Don’t get me wrong. We build great ships. The AEGIS Destroyer I commanded was the envy of the world. But it was conceived of and built as a “point solution” to a set of requirements that produced a variety of warfighting capabilities. Insufficient thought was given to how it might evolve, and how that evolution could be enabled.
My friend and mentor retired RADM Nevin Carr has a pithy way of describing what the surface force should move toward. He talks about “big trucks”, “medium trucks”, and “small trucks”. I’ll build on this simplicity here for a bit, and what I say will be no surprise to most of you who have already been thinking along these lines—but perhaps not from the architecturally-driven perspective that I suggest.
Surface ships of the future must be built in order to be able to pace the threat. When a new ARLEIGH BURKE destroyer is commissioned, it immediately begins to decline relative to the threat, which is always upgrading. Ten years or so down the road, at great expense and at a cost of significant operational availability, at least ten year’s worth of technology and capability upgrades are stuffed into the ship. It then rejoins the fleet—again at a high state of readiness—and begins the cycle of decline relative to the threat once again. Perhaps one more time in its remaining service life, it will get another massive modernization period in which it is taken out of service for a year and $150M is poured into it.

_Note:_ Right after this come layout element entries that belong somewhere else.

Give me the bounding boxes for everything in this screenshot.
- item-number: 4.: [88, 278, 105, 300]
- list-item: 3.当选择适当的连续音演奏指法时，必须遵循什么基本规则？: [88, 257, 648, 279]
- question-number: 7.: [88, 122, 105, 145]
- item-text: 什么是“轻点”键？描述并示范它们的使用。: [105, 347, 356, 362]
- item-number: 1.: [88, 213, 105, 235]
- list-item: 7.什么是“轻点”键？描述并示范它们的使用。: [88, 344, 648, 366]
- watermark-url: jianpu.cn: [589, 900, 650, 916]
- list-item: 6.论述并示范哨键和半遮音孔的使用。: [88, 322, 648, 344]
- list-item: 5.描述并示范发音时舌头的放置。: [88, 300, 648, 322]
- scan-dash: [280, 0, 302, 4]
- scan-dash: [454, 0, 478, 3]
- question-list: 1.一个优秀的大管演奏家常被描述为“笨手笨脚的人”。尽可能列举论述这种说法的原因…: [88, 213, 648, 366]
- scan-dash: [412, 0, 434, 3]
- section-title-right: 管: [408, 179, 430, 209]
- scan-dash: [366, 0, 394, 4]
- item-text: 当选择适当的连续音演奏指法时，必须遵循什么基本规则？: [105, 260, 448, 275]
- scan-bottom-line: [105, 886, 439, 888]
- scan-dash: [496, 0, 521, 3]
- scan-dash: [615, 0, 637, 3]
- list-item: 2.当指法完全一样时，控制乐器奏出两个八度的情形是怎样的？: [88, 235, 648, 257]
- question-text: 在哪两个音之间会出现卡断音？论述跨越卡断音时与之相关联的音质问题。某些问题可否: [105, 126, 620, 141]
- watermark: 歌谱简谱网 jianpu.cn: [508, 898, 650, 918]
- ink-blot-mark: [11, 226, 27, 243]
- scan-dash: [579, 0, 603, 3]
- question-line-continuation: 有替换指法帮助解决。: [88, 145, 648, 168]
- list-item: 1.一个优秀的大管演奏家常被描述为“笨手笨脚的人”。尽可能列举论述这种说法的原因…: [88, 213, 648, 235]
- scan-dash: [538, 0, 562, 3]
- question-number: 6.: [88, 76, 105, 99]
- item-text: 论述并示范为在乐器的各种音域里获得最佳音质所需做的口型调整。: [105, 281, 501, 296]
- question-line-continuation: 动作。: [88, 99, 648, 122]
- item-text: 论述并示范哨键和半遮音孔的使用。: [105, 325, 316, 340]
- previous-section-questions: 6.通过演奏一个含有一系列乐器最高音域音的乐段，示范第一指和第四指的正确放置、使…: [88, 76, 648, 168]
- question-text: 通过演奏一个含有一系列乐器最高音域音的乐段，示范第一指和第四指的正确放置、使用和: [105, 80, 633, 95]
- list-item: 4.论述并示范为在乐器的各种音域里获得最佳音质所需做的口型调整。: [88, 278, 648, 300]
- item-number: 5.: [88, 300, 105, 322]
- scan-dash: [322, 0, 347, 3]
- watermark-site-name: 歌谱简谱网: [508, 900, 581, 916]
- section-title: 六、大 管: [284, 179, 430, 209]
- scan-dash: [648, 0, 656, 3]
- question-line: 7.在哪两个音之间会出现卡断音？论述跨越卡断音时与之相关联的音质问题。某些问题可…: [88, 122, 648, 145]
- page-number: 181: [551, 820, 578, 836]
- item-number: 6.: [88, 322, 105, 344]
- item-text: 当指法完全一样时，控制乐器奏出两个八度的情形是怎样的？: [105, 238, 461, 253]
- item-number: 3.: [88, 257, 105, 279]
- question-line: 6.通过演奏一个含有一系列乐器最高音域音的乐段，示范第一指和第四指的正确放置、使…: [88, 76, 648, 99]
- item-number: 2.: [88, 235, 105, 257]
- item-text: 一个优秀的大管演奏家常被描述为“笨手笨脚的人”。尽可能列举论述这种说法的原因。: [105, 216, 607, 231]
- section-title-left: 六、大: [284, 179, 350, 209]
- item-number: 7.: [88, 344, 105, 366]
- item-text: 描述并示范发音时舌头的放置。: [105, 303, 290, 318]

What if we could build a ship—build all of our ships—in a way in which regular maintenance periods could be used to accomplish major capability upgrades? These more frequent and less intrusive upgrades would accomplish two things. They would ensure that the ship remains in front of the threats it is imagined against, and because the capability upgrades will have arisen from a domain architecture – and a disciplined systems engineering process – the prospects for interoperability with the rest of the architecture are improved.
I’m talking mainly about functionality driven by open architecture schemes---in which the Navy controls the interface and industry creates the applications to meet architecturally driven requirements. Because a coherent systems engineering organization will have been involved from the beginning, where an application for a particular function has already been created—it, or portions of it—can be integrated into the computing platform of the ship. This commonality, this reuse, also contributes to architectural interoperability.
But why stop with software? We took a stab at modularity in the LCS (Littoral Combat Ship) class, and while it was a well-intentioned stab, it appears that we may have gotten it wrong. Mission area modularity—to me—makes much less sense than component level modularity. I’ve come to refer to this as “the commoditization of capability”, and how we get there is somewhat like how we get to software architectures. The government—i.e. the Navy—defines the real estate and the support functions—in other words, it defines the physical interfaces. Space, weight, power, and cooling are provided, and industry is asked, “what can you do with this space”? This is why RADM Carr talks about “trucks”. The ship is a truck that carries around commodities, and those commodities are capabilities—capabilities that can be switched out pierside while the enabling software is upgraded over encrypted networks.
You know better than I that this approach is not the way we do things now, and you also know better than I that the government almost certainly wouldn’t get it right if it tried to impose such a system on industry.
So why not work together?
Why not bring together the various stakeholders in this process and begin the work of creating the future?
Why not get the fleet, the requirements community, the acquisition community, and industry together and hash this stuff out?
Why not say to industry—“here is where we want to go—can you help us get there?”
I believe we can. I know it is worth doing. And I am certain that it will take inspired leadership across a number of years to accomplish.
It will certainly not be easy.
But if it were easy—the Navy wouldn’t be doing it.